As vítimas de tráfico humano podem não ter consciência de seus direitos. A extrema pobreza pode fazê-la aceitar a própria sorte. Mas o Estado não pode admitir que os direitos dela sejam violados. “Por mais que as vítimas não tenham como brigar, nós temos de reconhecer nela o direito à dignidade”, afirma Daniela. Ela explica que a vontade expressa pela pessoa naquele momento pode não ser o que ela realmente sente e que, por isso cabe ao estado preservar a dignidade, e a sociedade em geral também tem de reconhecer isso.

“O brasileiro acha que está tudo bem, às mil maravilhas. E as pessoas não percebem que direitos básicos não são respeitados”, observa a defensora. Para ela, o pior de tudo é que as instituições públicas não cumprem seus compromissos, não têm seriedade. “Quando a gente vê uma atitude firme, um passo bem planejado, pode estar certo de que há alguém por trás, uma vontade de uma pessoa, não um compromisso institucional com a causa, os direitos humanos.” Ela lamenta que os brasileiros não têm conhecimento dos próprios direitos, quanto mais respeitar ao próximo.

“As empresas sabem que uma pessoa fabrica seu produto em condição degradante e não fazem nada. Isso é horrível. A gente tem de pensar em quem faz nossa roupa, a comida, que limpa a casa, o chá que bebemos”, diz.

Daniela lembra que muitas pessoas trabalham de forma degradante em fazendas de produção de carvão, na construção civil, em madeireiras – as pessoas prometem condições boas e no fim das contas não é nada daquilo. O tráfico de pessoas se traduz na fraude quando os traficantes prometem uma coisa e a realidade é outra, na pressão psicológica (‘se você não fizer isso vou te bater’) ou aproveitamento da condição de vulnerabilidade. A vítima é tão submissa que o fato de o traficante se aproveitar dessa situação, mesmo ela sabendo a verdade, se constitui em crime.
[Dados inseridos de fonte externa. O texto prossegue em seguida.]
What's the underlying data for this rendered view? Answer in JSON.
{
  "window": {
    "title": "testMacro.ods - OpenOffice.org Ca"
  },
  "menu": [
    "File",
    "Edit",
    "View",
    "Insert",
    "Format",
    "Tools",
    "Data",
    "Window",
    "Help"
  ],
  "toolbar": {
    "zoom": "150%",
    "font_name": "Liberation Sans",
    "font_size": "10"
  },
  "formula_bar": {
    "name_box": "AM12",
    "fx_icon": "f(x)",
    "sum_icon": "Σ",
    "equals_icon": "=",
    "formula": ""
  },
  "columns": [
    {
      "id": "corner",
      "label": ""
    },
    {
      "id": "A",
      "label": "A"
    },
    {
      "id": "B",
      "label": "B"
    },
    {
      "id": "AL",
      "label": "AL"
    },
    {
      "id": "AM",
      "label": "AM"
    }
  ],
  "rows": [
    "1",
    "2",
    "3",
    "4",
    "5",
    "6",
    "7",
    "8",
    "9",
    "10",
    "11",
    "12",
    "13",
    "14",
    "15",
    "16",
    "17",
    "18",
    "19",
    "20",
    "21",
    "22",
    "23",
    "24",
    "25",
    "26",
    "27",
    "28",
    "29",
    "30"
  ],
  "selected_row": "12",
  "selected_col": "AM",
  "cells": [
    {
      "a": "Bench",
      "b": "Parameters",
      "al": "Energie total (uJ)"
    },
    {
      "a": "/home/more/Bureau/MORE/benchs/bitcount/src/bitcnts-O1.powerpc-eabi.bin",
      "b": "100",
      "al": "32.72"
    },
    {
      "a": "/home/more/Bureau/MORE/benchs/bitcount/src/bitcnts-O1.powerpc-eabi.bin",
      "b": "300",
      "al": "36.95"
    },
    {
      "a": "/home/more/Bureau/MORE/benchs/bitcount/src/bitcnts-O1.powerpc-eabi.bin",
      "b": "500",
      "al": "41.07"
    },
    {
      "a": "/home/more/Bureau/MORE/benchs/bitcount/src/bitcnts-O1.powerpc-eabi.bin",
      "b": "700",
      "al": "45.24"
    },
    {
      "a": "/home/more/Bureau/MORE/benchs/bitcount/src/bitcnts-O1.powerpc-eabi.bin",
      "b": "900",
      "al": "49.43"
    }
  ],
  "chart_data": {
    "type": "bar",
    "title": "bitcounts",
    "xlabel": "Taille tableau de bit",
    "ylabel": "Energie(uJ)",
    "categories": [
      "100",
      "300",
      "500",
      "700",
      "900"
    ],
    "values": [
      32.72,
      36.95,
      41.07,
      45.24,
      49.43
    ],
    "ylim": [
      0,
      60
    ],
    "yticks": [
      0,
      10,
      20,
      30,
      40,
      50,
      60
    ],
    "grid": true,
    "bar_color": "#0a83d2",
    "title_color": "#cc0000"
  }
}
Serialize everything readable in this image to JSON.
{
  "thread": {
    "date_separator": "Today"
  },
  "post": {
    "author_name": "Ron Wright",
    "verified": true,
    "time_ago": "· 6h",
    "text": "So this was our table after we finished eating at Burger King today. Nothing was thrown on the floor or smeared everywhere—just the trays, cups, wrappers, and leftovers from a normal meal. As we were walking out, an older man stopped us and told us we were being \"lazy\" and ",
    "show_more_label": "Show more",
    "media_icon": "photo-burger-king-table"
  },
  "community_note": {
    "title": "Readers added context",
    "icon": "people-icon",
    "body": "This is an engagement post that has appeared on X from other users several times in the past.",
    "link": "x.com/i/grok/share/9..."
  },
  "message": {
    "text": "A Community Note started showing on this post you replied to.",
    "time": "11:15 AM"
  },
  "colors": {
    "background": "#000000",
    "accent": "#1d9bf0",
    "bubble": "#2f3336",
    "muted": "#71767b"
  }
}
Para a defensora, também é grave o fato de não se investir na prevenção. “Ficamos nessa briga contra o crime, mas prevenir é muito melhor”, diz. Munidas de informações as pessoas se preparam melhor. “Houve uma época em que os passaportes eram expedidos com um folder grampeado dando dicas – ‘mantenha xerox do passaporte, entre em contato periodicamente com a família, saiba o endereço para onde está indo, confirme se o endereço existe'”, lembra.

As pessoas se descuidam muito. “Por incrível que pareça as pessoas acham que tráfico de pessoas é lenda urbana. Mas a situação é gravíssima. A internet ampliou esse crime à enésima potência. As pessoas acham que morar fora do país é o máximo e acabam se envolvendo em situações complicadas”, afirma Daniela.

O Comitê Estadual Interinstitucional de Prevenção e Enfrentamento ao Tráfico de Pessoas foi criado pelo Decreto 54.101, de 2009, nasceu com função consultiva, mas, segundo Daniela, essas ações concretas o tornaram um dos mais importantes do país.